Fueled by petroleum products such as light diesel oil and heavy oil, it is characterized by high thermal efficiency and easy operation, and is suitable for industries with high requirements for heat supply stability. However, it is affected by the fluctuation of oil price, the operation cost is higher, and the storage and transportation of fuel need to meet the safety norms.
adopts gaseous fuels such as natural gas and liquefied petroleum gas (LPG), which has the advantages of high efficiency and environmental protection, easy maintenance, fast heating speed and clean emission. However, this type of equipment relies on a stable gas supply, the initial equipment investment costs are relatively high.
utilizes electric energy for heating, featuring clean and pollution-free, precise temperature control, and suitable for areas with strict environmental requirements. However, due to the high cost of electricity, its application scenario is mainly focused on small-scale heating or temperature control requirements of the process.

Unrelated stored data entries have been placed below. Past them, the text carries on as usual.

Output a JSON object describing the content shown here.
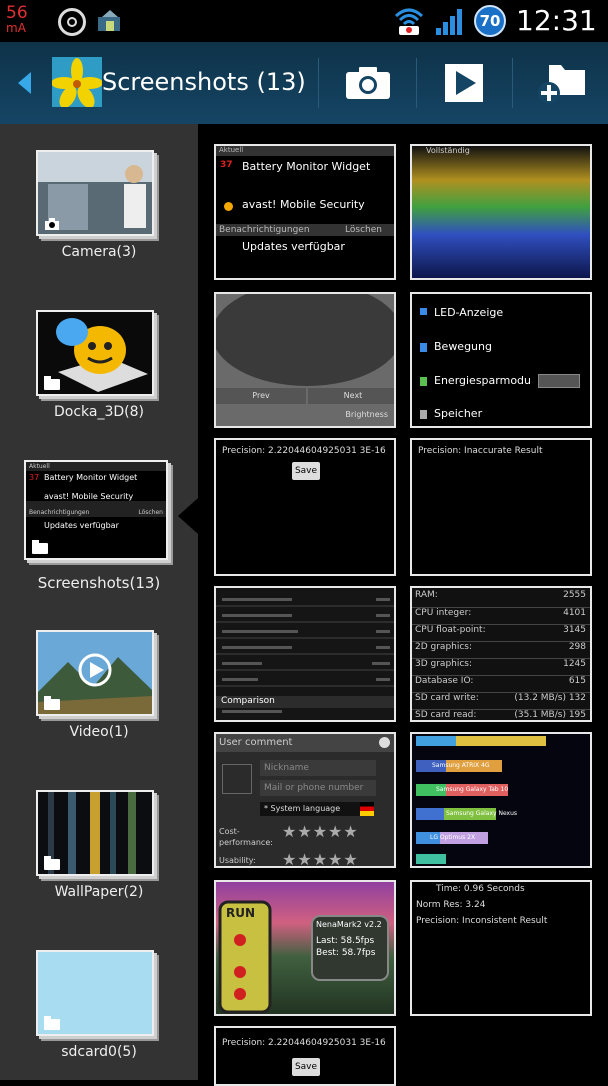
{
  "status_bar": {
    "current_value": "56",
    "current_unit": "mA",
    "battery_level": "70",
    "time": "12:31"
  },
  "action_bar": {
    "title": "Screenshots (13)",
    "back_icon": "back-arrow-icon",
    "camera_icon": "camera-icon",
    "slideshow_icon": "play-icon",
    "new_album_icon": "folder-add-icon"
  },
  "albums": [
    {
      "label": "Camera(3)"
    },
    {
      "label": "Docka_3D(8)"
    },
    {
      "label": "Screenshots(13)"
    },
    {
      "label": "Video(1)"
    },
    {
      "label": "WallPaper(2)"
    },
    {
      "label": "sdcard0(5)"
    }
  ],
  "notif_thumb": {
    "header": "Aktuell",
    "item1_title": "Battery Monitor Widget",
    "item1_badge": "37",
    "item2_title": "avast! Mobile Security",
    "section": "Benachrichtigungen",
    "clear": "Löschen",
    "item3_title": "Updates verfügbar"
  },
  "thumbs": {
    "t2_header": "Vollständig",
    "t3_prev": "Prev",
    "t3_next": "Next",
    "t3_brightness": "Brightness",
    "t4_items": [
      "LED-Anzeige",
      "Bewegung",
      "Energiesparmodu",
      "Speicher"
    ],
    "t5_text": "Precision: 2.22044604925031 3E-16",
    "t5_button": "Save",
    "t6_text": "Precision: Inaccurate Result",
    "t7_comparison": "Comparison",
    "t8_rows": [
      {
        "k": "RAM:",
        "v": "2555"
      },
      {
        "k": "CPU integer:",
        "v": "4101"
      },
      {
        "k": "CPU float-point:",
        "v": "3145"
      },
      {
        "k": "2D graphics:",
        "v": "298"
      },
      {
        "k": "3D graphics:",
        "v": "1245"
      },
      {
        "k": "Database IO:",
        "v": "615"
      },
      {
        "k": "SD card write:",
        "v": "(13.2 MB/s) 132"
      },
      {
        "k": "SD card read:",
        "v": "(35.1 MB/s) 195"
      }
    ],
    "t9_header": "User comment",
    "t9_nickname": "Nickname",
    "t9_mail": "Mail or phone number",
    "t9_language": "* System language",
    "t9_cost": "Cost-performance:",
    "t9_usability": "Usability:",
    "t11_lines": [
      "Time: 0.96  Seconds",
      "Norm Res: 3.24",
      "Precision: Inconsistent Result"
    ],
    "t10_labels": [
      "Samsung ATRIX 4G",
      "Samsung Galaxy Tab 10",
      "Samsung Galaxy Nexus",
      "LG Optimus 2X"
    ],
    "t12_title": "NenaMark2 v2.2",
    "t12_last": "Last: 58.5fps",
    "t12_best": "Best: 58.7fps",
    "t12_run": "RUN",
    "t13_text": "Precision: 2.22044604925031 3E-16",
    "t13_button": "Save"
  },
  "colors": {
    "actionbar": "#154565",
    "accent": "#37a8e8",
    "sidebar": "#333333"
  }
}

Low-pressure and high-temperature: high-temperature heating above 300℃ can be realized at atmospheric pressure or low pressure, which significantly improves the safety compared with steam boiler.

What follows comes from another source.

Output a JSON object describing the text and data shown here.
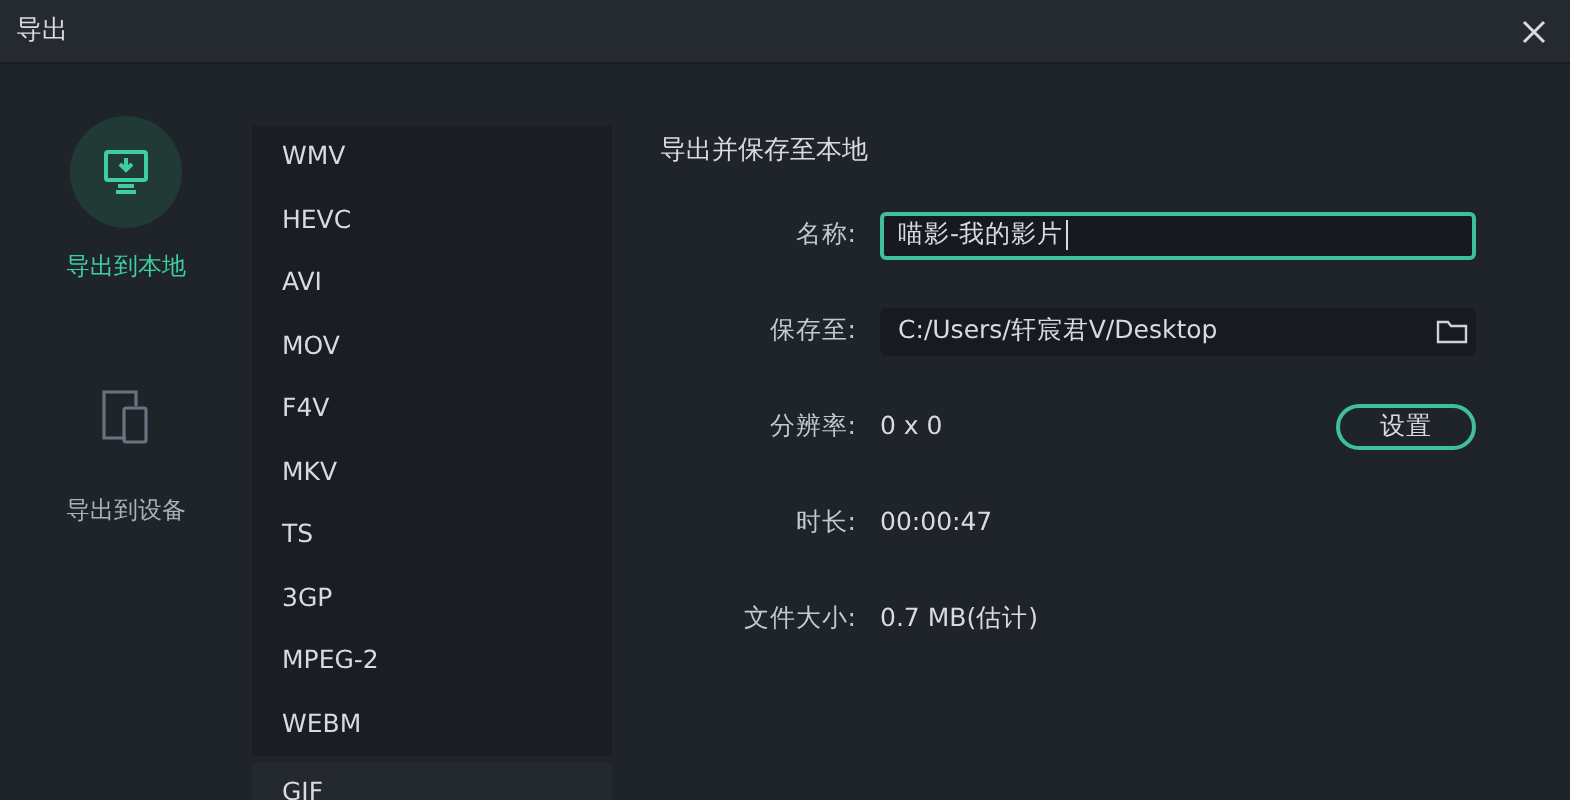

High efficiency and energy saving: closed-loop circulation system minimizes heat loss, high energy utilization.
Easy maintenance: no complex water treatment equipment, simple system structure, low maintenance costs.
Wide range of applications: can be adapted to a variety of energy sources, suitable for chemical, textile, food and many other industrial fields.
Chemical industry: used for reactor heating, distillation concentration and other processes.
Textile industry: to meet the temperature requirements of dyeing, drying and other processes.
Food industry: used in baking, frying, dehydration and other food processing.
Pharmaceutical industry: to provide a stable heat source for pharmaceutical production, sterilization and other processes.
Other industries: also widely used in plastic processing, rubber vulcanization, paper drying and other fields.
Thermally Conducted Oil Furnace has become an important equipment for modern industrial heating by virtue of its unique working principle and significant advantages. An in-depth understanding of its system structure and operation mechanism helps enterprises to choose the right type of equipment according to their own needs, and realize the goal of efficient, safe and economical heating. With the continuous progress of technology, thermal oil heater will play an important role in more areas.